Survivors and videos verify 5 mass graves
BALUKHALI REFUGEE CAMP, Bangladesh — The faces of the men half-buried in the mass graves had been burned away by acid or blasted by bullets. Noor Kadir finally recognized his friends only by the colors of their shorts.
Kadir and 14 others, all Rohingya Muslims in the Myanmar village of Gu Dar Pyin, had been choosing players for the soccer-like game of chinlone when the gunfire began. They scattered from what sounded like hard rain on a tin roof. By the time the Myanmar military stopped shooting, only Kadir and two teammates were left alive.
Days later, Kadir found six of his friends among the bodies in two graves.
They are among at least five mass graves, all previously unreported, that have been confirmed by The Associated Press through multiple interviews with more than two dozen survivors in Bangladesh refugee camps and through timestamped cell phone videos. The Myanmar government regularly claims such massacres of the Rohingya never happened, and has acknowledged only one mass grave containing 10 “terrorists” in the village of Inn Din.
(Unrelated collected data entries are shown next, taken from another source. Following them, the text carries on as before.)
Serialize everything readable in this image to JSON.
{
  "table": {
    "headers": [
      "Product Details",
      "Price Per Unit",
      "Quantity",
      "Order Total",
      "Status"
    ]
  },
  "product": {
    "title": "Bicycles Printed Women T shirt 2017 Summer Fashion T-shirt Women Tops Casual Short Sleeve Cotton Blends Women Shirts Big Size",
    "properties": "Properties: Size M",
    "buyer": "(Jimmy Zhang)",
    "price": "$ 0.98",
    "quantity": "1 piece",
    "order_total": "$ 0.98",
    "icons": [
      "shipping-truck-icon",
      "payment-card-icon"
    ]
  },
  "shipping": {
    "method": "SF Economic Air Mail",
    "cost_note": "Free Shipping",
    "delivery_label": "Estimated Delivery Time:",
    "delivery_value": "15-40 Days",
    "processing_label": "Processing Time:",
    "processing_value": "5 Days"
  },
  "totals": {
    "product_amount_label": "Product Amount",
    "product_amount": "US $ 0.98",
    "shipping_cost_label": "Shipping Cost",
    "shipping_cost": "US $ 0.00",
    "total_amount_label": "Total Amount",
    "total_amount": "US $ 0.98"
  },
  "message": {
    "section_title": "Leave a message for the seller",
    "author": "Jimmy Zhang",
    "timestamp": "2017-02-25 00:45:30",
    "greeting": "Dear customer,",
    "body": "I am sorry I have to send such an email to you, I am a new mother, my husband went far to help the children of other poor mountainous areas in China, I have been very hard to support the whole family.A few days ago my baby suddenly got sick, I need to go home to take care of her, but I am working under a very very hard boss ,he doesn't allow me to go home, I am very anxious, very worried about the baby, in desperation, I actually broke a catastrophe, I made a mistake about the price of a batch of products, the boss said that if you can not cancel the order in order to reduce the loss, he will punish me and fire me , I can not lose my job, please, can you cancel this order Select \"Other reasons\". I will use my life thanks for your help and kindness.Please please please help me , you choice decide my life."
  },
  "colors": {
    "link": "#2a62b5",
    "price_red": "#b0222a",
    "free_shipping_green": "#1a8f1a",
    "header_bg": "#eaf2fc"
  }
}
However, the AP’s reporting shows a systematic slaughter of Rohingya Muslim civilians by the military, with help from Buddhist neighbors — and suggests many more graves hold many more people.
“It was a mixed-up jumble of corpses piled on top of each other,” said Kadir, a 24-year-old firewood collector. “I felt such sorrow for them.”
The graves are the newest piece of evidence for what looks increasingly like a genocide in Myanmar’s western Rakhine state against the Rohingya, a long-persecuted ethnic Muslim minority in the predominantly Buddhist country. The U.N. special envoy on human rights in Myanmar, Yanghee Lee, said Thursday that the military’s operations against the Rohingya bear “the hallmarks of a genocide.”
Phil Robertson, deputy Asia director for Human Rights Watch, said in a statement that the AP report “raises the stakes for the international community to demand accountability from Myanmar.”
Repeated calls to Myanmar’s military communications office went unanswered Wednesday and Thursday. Htun Naing, a local security police officer in Buthidaung township, where the village is located, said he “hasn’t heard of such mass graves.”
Myanmar has cut off access to Gu Dar Pyin, so it’s unclear just how many people died, but satellite images obtained by the AP from DigitalGlobe, along with video of homes reduced to ash, reveal a village that has been wiped out. Community leaders in the refugee camps have compiled a list of 75 dead so far, and villagers estimate the toll could be as high as 400, based on testimony from relatives and the bodies they’ve seen in the graves and strewn about the area.
Almost every villager interviewed by the AP saw three large mass graves at Gu Dar Pyin’s northern entrance, near the main road, where witnesses say soldiers herded and killed most of the Rohingya. A handful of witnesses confirmed two other big graves near a hillside cemetery.